In one of Raymond Smullyan's (quite excellent) puzzle books, he offers the following proof that everyone is either conceited or inconsistent. The argument is quite simple: consider all the things that you believe. Do you think they're all correct? If so, well, you're conceited, because only a conceited person would think they're never wrong. But if you don't then you believe something and also believe it's wrong, which is inconsistent.
(Smullyan is an actual math professor in logic, so it's not surprising that this proof is related to a real mathematical phenomenon known as omega-inconsistency.)
I was thinking about this paradox because of an episode of Law and Order: SVU which I saw a few weeks ago. The show centers on a doctor who denies that HIV causes AIDS, and some of his patients, and the show unambiguously condemns the doctor. Strikingly, despite the fact that it's fairly clear that the doctor genuinely believes in what he's saying, he is treated more like a willful criminal than someone dangerously mistaken. Indeed, in at least one point, a police officer suggests (without evidence) that his views must be maliciously negligent, in a manner that suggests the viewers are expected to agree.

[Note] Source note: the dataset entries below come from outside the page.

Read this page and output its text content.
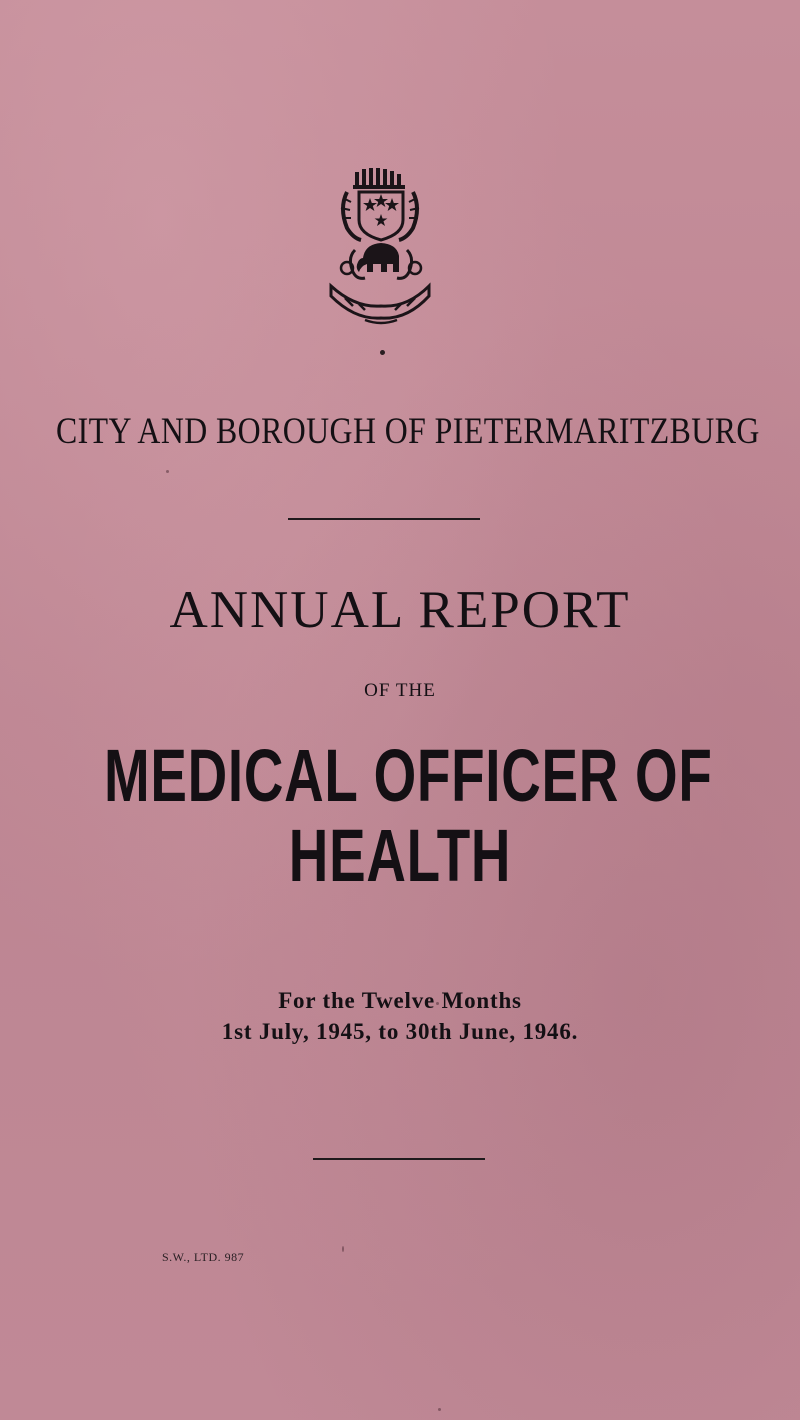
CITY AND BOROUGH OF PIETERMARITZBURG
ANNUAL REPORT
OF THE
MEDICAL OFFICER OF
HEALTH
For the Twelve Months
1st July, 1945, to 30th June, 1946.
S.W., LTD. 987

But Smullyan's paradox is in play here. We believe, with justification, that the doctor is wrong in this case, and causing harm to his patients. But, somewhere, there's probably another doctor refusing to give a treatment, and that doctor happens to be making the right choice, and will someday be feted, while their persecutors will one day be condemned as cruel agents of an inflexible and indifferent establishment.
I don't have a particular brilliant summing up to give here. My point is just that there doesn't seem to be much general thought about how to strike this balance. When the issue comes up, the response seems to be dominated by emotional disgust, mixed with an abstract idea that there are some limits, but no effort to reason to an actual decision that's independent of the particular case. (Strikingly, the SVU episode dealt outcomes to characters pretty much in linear order of how sympathetic the character was.)